Sam Worthington told reporters that he takes to heart criticism of his last film, McG's Terminator Salvation, and that it'll help him make better movies in the future.
"Terminator? It was dark," Worthington told a group of reporters in London last Friday, agreeing with some of the critical responses to the movie. "There is no humor. That's what we set out to do. It's kind of humbling, the way that they describe your performance against [star] Christian's [Bale], but we have no control over that. We just have to do the best character that we can do at that time."
Worthington added that he even agreed with some of the nitpicks about the movie, such as: How does a giant robot sneak up on an abandoned gas station without making a sound?
"I can nitpick with the best of them, man, and kind of go down the list of things I saw on IMDB where they found holes in it, and go, 'You are f--king right,'" he said. "If there was a big 10-ton robot coming outside that gas station, surely we would f--king hear it. And I missed that. So I'm going to be a bit better when I'm looking through my f--king scripts. So it raises my game a bit, because now I feel like an idiot for not saying it to McG, you know?"
In a bit of a surprise, Worthington said he reads all of the critical comments people make about his performances and takes many of them seriously.
"It's pressure to do my job correctly, more than anything," Worthington said. "You know, I've got here because all the movies I've done in Australia gave me a good apprenticeship to be able to come into the big game or the big league. ... I've just [got] to keep the pressure on myself. ... I'm a nerd at heart, in the sense of I read what people say, because they're my audience.
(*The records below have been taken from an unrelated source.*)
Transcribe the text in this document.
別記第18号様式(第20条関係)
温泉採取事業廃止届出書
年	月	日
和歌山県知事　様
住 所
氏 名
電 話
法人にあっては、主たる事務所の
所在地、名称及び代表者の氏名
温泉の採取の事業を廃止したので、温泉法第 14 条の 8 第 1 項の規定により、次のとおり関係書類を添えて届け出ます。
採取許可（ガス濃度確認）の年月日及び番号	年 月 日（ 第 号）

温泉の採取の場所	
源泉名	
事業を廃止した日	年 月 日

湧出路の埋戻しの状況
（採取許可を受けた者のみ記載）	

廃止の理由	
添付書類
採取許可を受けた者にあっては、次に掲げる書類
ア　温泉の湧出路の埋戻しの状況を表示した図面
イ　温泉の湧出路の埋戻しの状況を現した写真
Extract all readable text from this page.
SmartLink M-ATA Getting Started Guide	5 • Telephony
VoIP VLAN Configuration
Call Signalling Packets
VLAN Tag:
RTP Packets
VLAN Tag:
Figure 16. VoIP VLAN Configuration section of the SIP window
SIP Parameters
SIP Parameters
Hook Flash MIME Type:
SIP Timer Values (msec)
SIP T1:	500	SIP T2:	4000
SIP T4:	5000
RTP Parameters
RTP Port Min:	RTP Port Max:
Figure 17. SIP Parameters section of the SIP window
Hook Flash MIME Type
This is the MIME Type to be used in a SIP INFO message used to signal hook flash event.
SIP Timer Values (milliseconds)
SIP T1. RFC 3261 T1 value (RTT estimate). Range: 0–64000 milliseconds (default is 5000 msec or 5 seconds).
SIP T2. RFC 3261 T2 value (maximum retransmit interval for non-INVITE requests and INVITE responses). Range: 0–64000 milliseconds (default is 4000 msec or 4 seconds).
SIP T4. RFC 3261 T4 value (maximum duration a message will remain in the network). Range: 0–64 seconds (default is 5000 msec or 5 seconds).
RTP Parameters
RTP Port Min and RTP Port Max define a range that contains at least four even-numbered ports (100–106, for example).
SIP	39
And if you don't know how you're coming across, in my opinion, I think you're cutting yourself off a bit."
Worthington compared his job to that of a professional athlete. "If the fans are booing you, you know you're going to play better," he said. "So we don't necessarily have the bounce of a theater, but we have the critics online, we have our critics in the newspaper, so I do take it all onboard in order to kind of go, 'Well, you know, they're the ones paying 12 bucks. I've got to kind of just step up my game, or Sam Worthington has to change this.' Or I will [say], 'F--k it, I'll change that or back up the criticism that I get thrown out.' 'Why did you do this?' Well I can now back up everything. Because that, to me, that helps my profession and links what I believe is, you know, what my job is. To entertain people. That's what my job is."
Worthington will next be seen in James Cameron's Avatar, which opens Dec. 18.